The group could help to consult directly with people with learning disabilities to ask their views on national policies, and ensure their voice is heard by politicians and the public.
Having an umbrella organisation for all self-advocacy groups – not just those named People First – could be useful for providing information to people with learning disabilities, such as drawing up a map of local self-advocacy groups, including contact details, so they know where they can find help in their local area. It could also help to share ideas and best practice nationally and internationally.
It was also strongly felt that any People First England should be run and controlled by people with learning disabilities and maintain a voice independent of government or other organisations.
There were also some concerns voiced in the responses. For instance, there were worries about how People First England would be financed, and whether it might take money away from local groups, many of which are already struggling financially.
In addition, there were concerns as to whether local groups would support or join an umbrella organisation, and if they would have to follow certain rules.
Others said that the movement should include everyone on the autistic spectrum. Adults with Asperger’s syndrome and high-functioning autism are usually excluded simply because they do not have a learning disability. But that does not mean that they do not need advocates.

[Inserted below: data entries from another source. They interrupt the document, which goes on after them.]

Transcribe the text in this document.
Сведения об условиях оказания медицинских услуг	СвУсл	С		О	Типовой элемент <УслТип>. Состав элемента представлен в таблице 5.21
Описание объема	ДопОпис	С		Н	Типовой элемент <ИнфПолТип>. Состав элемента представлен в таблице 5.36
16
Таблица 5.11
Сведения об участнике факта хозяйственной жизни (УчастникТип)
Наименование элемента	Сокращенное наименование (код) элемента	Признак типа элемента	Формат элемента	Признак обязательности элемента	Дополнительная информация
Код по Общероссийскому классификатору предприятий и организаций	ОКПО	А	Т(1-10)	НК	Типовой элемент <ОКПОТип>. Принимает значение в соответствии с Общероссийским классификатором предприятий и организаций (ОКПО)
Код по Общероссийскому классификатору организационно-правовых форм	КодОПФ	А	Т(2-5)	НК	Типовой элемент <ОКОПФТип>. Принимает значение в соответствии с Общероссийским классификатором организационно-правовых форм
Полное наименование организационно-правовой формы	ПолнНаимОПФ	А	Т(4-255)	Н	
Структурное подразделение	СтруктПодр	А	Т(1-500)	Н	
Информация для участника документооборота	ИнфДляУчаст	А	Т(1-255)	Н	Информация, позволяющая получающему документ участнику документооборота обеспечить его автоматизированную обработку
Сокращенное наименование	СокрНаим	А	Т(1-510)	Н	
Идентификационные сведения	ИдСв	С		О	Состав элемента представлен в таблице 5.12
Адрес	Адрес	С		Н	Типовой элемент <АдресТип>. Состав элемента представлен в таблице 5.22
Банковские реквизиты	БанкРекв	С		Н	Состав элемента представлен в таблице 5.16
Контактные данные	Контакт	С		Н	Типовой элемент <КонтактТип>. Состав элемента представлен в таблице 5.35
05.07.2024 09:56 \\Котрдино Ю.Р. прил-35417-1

But while there are concerns, which will need to be addressed, in general there seems to be widespread support for a People First England. While many expressed an interest in helping to get it off the ground, making it happen will take time and there are other important questions that need to be considered.
For instance, how do we get people involved in setting up and developing People First England? How would it not have to rely on funding from local authorities, central government or grants but generate its own income? How would People First England help existing groups to keep going or re-launch groups that have folded?
These are big questions, and ones that I, and others, will look to address in the coming months. However, we should stick to thinking about what we want to do together initially, and
not get bogged down in the details of who and how yet.
For now, self-advocacy groups need to talk to each other and concentrate on working together better and sharing more information and best practice.
Gary Bourlet is a founder of the People First movement in the UK.